As for who pays what in income tax, start with those who report incomes of less than $50,000. In 2014, that cohort represented just more than 68 per cent of tax filers and earned roughly 32 per cent of all income. Their share of all federal income tax collections: a bit more than 13 per cent. For those with incomes between $50,000 and $99,999, more than 23 per cent of all tax filers, their share of all income at 35 per cent was identical to their share of total federal income tax collected: 35 per cent.

There is no accepted definition of who is rich, middle income or poor. But most people might think incomes greater than $100,000 provide a comfortable living.
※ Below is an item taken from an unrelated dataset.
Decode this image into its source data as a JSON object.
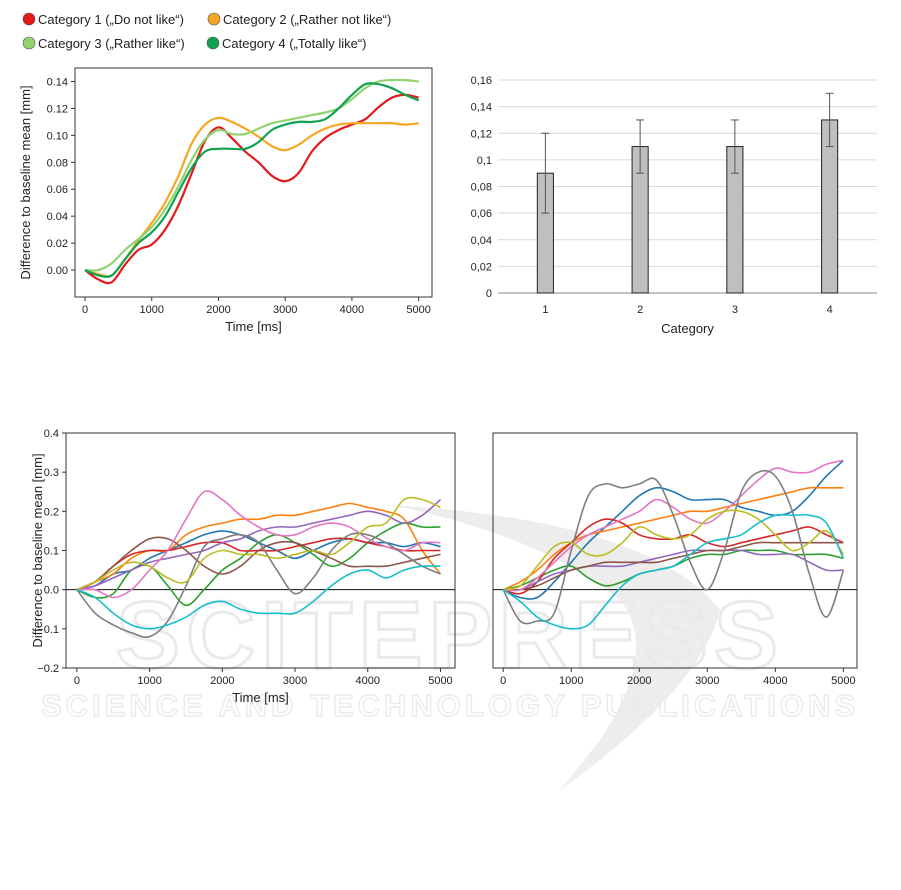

Here now we approach the Prime Minister’s claim, which I pose as a question: Do they pay their “fair share” of taxes?

For any reasonable person, the answer should be “yes” and based on the following: In 2014, those whose incomes exceeded $100,000 represented more than 8 per cent of all tax filers, garnered slightly more than 33 per cent of all income and paid nearly 52 per cent of all federal income tax.

Or expressed differently: If having less than one-tenth of all tax filers pay more than half of federal income tax isn’t yet fair, it is unclear what proportions will satisfy the tax-the-rich-more class warriors.

Break down that six-figure cohort even further with a look at incomes greater than $250,000. In 2014, they represented 1 per cent of all returns filed and earned 11.3 per cent of all income. Their share of federal income tax paid: 21.1 per cent.

For the record, the provincial statistics are broadly similar. And here is one last relevant fact in this debate: Consider all taxes and fees as a percentage of the economy. In 2014, such revenues amounted to 38.5 per cent of GDP; in 2015 the figure was 38.6 per cent.

That percentage has been higher during wars and when governments paid a fortune in debt interest (in the 1980s). However, there was a notable decade when governments taxed Canadians less than they do now: the 1970s, when the current Prime Minister’s father, Pierre Trudeau, was (mostly) in power. Between 1970 and 1979, total taxes and fees sent to all levels of government never rose above 38.1 per cent of GDP (in 1974). In the Pierre Trudeau decade, the lowest taxed year was in 1970. That’s when revenues to all governments constituted 35.2 per cent of the economy.

I agree with the current Prime Minister’s claim that the “middle class pay too much in taxes.” But that’s because I know how often governments misallocate our tax dollars. But Mr. Trudeau’s claim that the rich don’t pay enough – the core assumption in the proposed tax changes – is simply wrong: There is no one in Canada who pays too little in tax.

Mark Milke is author of Tax Me I’m Canadian: Your Money and How Politicians Spend It.